The James Gang's debut LP, Yer' Album, was very much a first record and very much a record of its time. The heavy rock scene of the period was given to extensive jamming, and four tracks ran more than six minutes each. The group had written some material, but they were still something of a cover band, and the disc included their extended workouts on Buffalo Springfield's "Bluebird" and the Yardbirds' "Lost Woman," the latter a nine-minute version complete with lengthy guitar, bass, and drum solos. But in addition to the blues rock there were also touches of pop and progressive rock, mostly from Walsh who displayed a nascent sense of melody, not to mention some of the taste for being a cutup that he would display in his solo career. Walsh's "Take a Look Around" must have made an impression on Pete Townshend during the period before the album's release when the James Gang was opening for the Who since Townshend borrowed it for the music he was writing for the abortive Lifehouse follow-up to Tommy. If "Wrapcity (i.e., Rhapsody) in English," a minute-long piano and strings interlude, seems incongruous in retrospect, recall that this was an eclectic era. But the otherwise promising "Fred," which followed, broke down into a pedestrian jazz routine, suggesting that the band was trying to cram too many influences onto one record and sometimes into one song. Nevertheless, they were talented improvisers, as the open-ended album closer, Jerry Ragavoy and Mort Shuman's "Stop," made clear. After ten minutes, Szymczyk faded the track out, but Walsh was still going strong. Yer' Album contained much to suggest that the James Gang, in particular its guitarist, had a great future, even if it was more an album of performances than compositions. ~ William Ruhlmann
Includes liner notes by Joe Walsh and Jim Fox.
Personnel: Joe Walsh (vocals, guitar, piano, keyboards); Jim Fox (vocals, organ, keyboards, drums); Tom Kriss (flute, vibraphone); Bill Szymczyk (organ, maracas, tambourine).
Liner Note Authors: Hideki Masubuchi; Joe Walsh .

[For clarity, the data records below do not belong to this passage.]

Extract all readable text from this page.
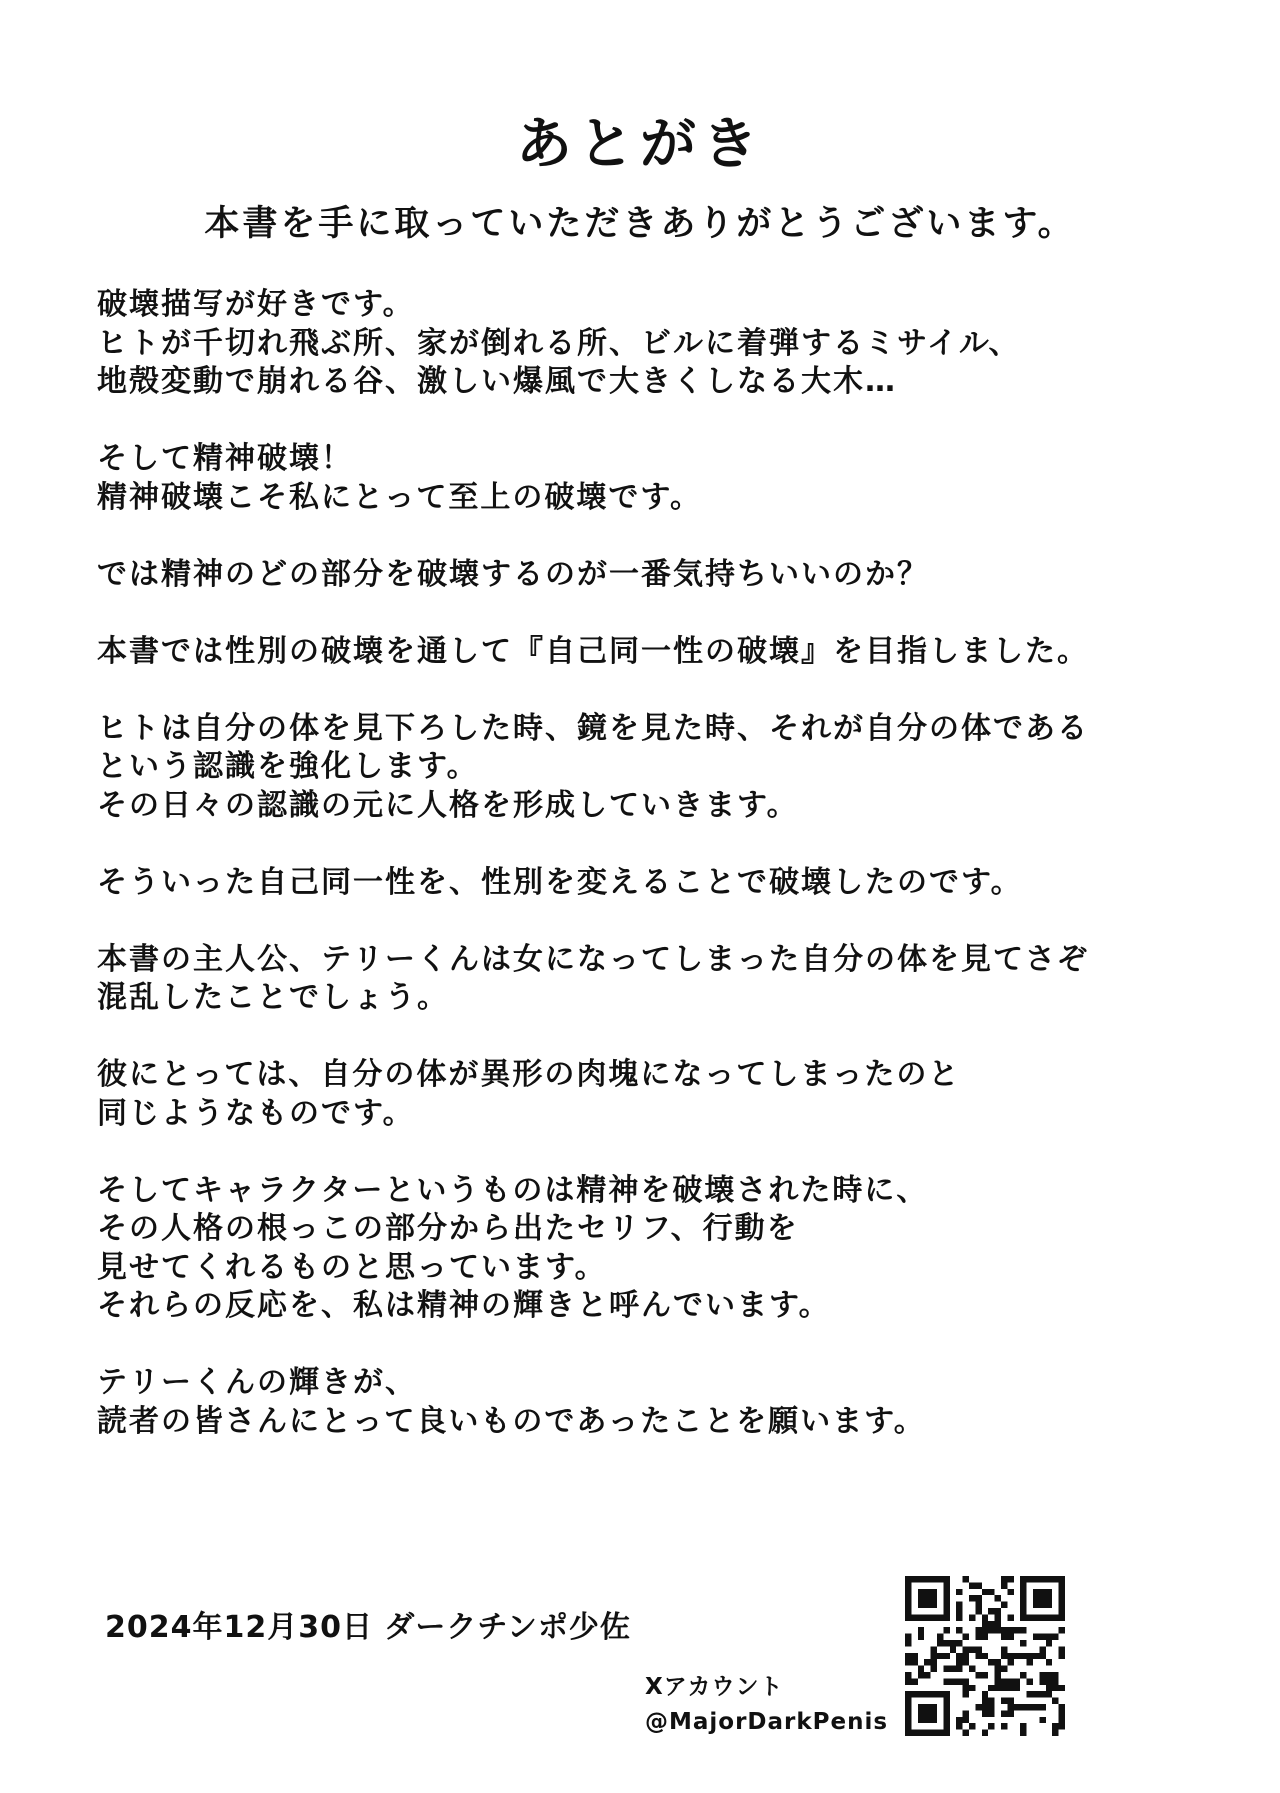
あとがき
本書を手に取っていただきありがとうございます。
破壊描写が好きです。
ヒトが千切れ飛ぶ所、家が倒れる所、ビルに着弾するミサイル、
地殻変動で崩れる谷、激しい爆風で大きくしなる大木…
そして精神破壊！
精神破壊こそ私にとって至上の破壊です。
では精神のどの部分を破壊するのが一番気持ちいいのか？
本書では性別の破壊を通して『自己同一性の破壊』を目指しました。
ヒトは自分の体を見下ろした時、鏡を見た時、それが自分の体である
という認識を強化します。
その日々の認識の元に人格を形成していきます。
そういった自己同一性を、性別を変えることで破壊したのです。
本書の主人公、テリーくんは女になってしまった自分の体を見てさぞ
混乱したことでしょう。
彼にとっては、自分の体が異形の肉塊になってしまったのと
同じようなものです。
そしてキャラクターというものは精神を破壊された時に、
その人格の根っこの部分から出たセリフ、行動を
見せてくれるものと思っています。
それらの反応を、私は精神の輝きと呼んでいます。
テリーくんの輝きが、
読者の皆さんにとって良いものであったことを願います。
2024年12月30日 ダークチンポ少佐
Xアカウント
@MajorDarkPenis
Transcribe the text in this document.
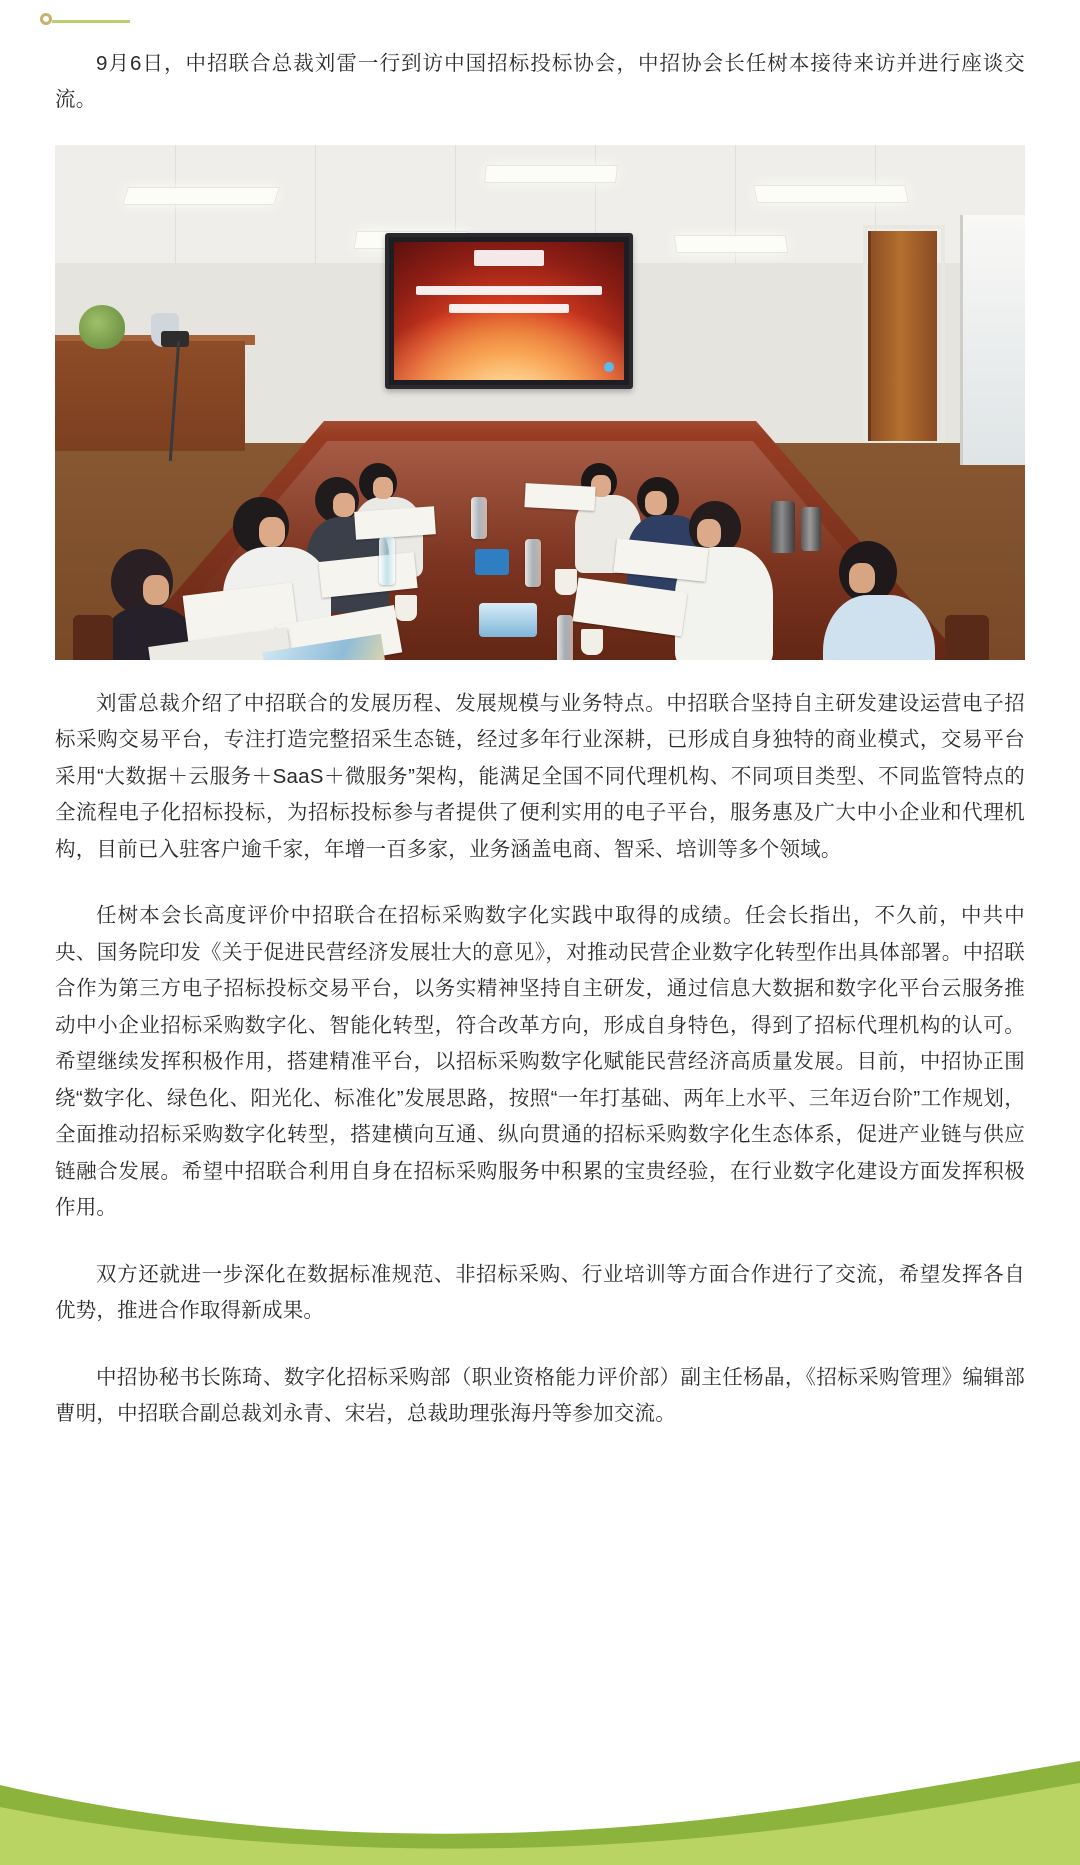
9月6日，中招联合总裁刘雷一行到访中国招标投标协会，中招协会长任树本接待来访并进行座谈交流。

刘雷总裁介绍了中招联合的发展历程、发展规模与业务特点。中招联合坚持自主研发建设运营电子招标采购交易平台，专注打造完整招采生态链，经过多年行业深耕，已形成自身独特的商业模式，交易平台采用“大数据＋云服务＋SaaS＋微服务”架构，能满足全国不同代理机构、不同项目类型、不同监管特点的全流程电子化招标投标，为招标投标参与者提供了便利实用的电子平台，服务惠及广大中小企业和代理机构，目前已入驻客户逾千家，年增一百多家，业务涵盖电商、智采、培训等多个领域。

任树本会长高度评价中招联合在招标采购数字化实践中取得的成绩。任会长指出，不久前，中共中央、国务院印发《关于促进民营经济发展壮大的意见》，对推动民营企业数字化转型作出具体部署。中招联合作为第三方电子招标投标交易平台，以务实精神坚持自主研发，通过信息大数据和数字化平台云服务推动中小企业招标采购数字化、智能化转型，符合改革方向，形成自身特色，得到了招标代理机构的认可。希望继续发挥积极作用，搭建精准平台，以招标采购数字化赋能民营经济高质量发展。目前，中招协正围绕“数字化、绿色化、阳光化、标准化”发展思路，按照“一年打基础、两年上水平、三年迈台阶”工作规划，全面推动招标采购数字化转型，搭建横向互通、纵向贯通的招标采购数字化生态体系，促进产业链与供应链融合发展。希望中招联合利用自身在招标采购服务中积累的宝贵经验，在行业数字化建设方面发挥积极作用。

双方还就进一步深化在数据标准规范、非招标采购、行业培训等方面合作进行了交流，希望发挥各自优势，推进合作取得新成果。

中招协秘书长陈琦、数字化招标采购部（职业资格能力评价部）副主任杨晶，《招标采购管理》编辑部曹明，中招联合副总裁刘永青、宋岩，总裁助理张海丹等参加交流。
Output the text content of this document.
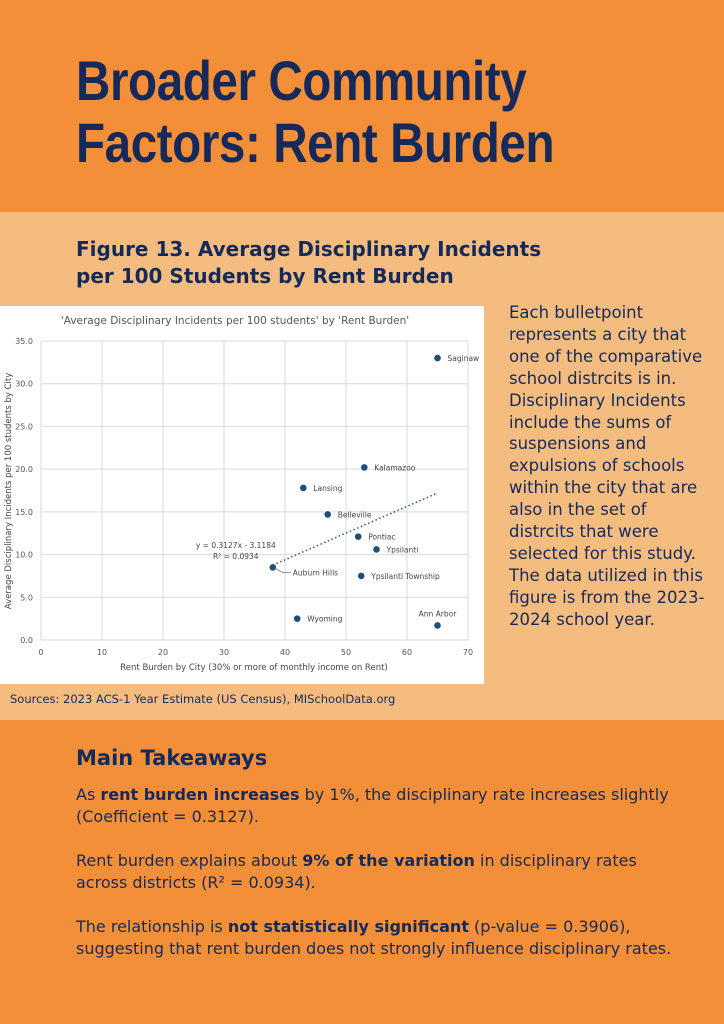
Broader Community
Factors: Rent Burden
Figure 13. Average Disciplinary Incidents
per 100 Students by Rent Burden
'Average Disciplinary Incidents per 100 students' by 'Rent Burden'
0.0
5.0
10.0
15.0
20.0
25.0
30.0
35.0
0	10	20	30	40	50	60	70
y = 0.3127x - 3.1184
R² = 0.0934
Saginaw
Kalamazoo
Lansing
Belleville
Pontiac
Ypsilanti
Auburn Hills	Ypsilanti Township
Wyoming
Ann Arbor
Rent Burden by City (30% or more of monthly income on Rent)
Average Disciplinary Incidents per 100 students by City

Each bulletpoint represents a city that one of the comparative school distrcits is in. Disciplinary Incidents include the sums of suspensions and expulsions of schools within the city that are also in the set of distrcits that were selected for this study. The data utilized in this figure is from the 2023-2024 school year.

Sources: 2023 ACS-1 Year Estimate (US Census), MISchoolData.org

Main Takeaways

As rent burden increases by 1%, the disciplinary rate increases slightly (Coefficient = 0.3127).

Rent burden explains about 9% of the variation in disciplinary rates across districts (R² = 0.0934).

The relationship is not statistically significant (p-value = 0.3906), suggesting that rent burden does not strongly influence disciplinary rates.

Photographer: Bill Szymczyk.
Arrangers: James Gang; Bill Szymczyk.
The James Gang: Joe Walsh (vocals, guitar, piano, keyboards); Jim Fox (vocals, guitar, piano, drums); Tom Kriss (flute, bass, background vocals).
Additional personnel: Jerry Ragavoy (piano); Bill Szymczyk (organ, tambourine, maracas, background vocals); Marge, Linda, Ken, Jill, Barry, Crazy Jon (background vocals); The Seymour Barab Strings.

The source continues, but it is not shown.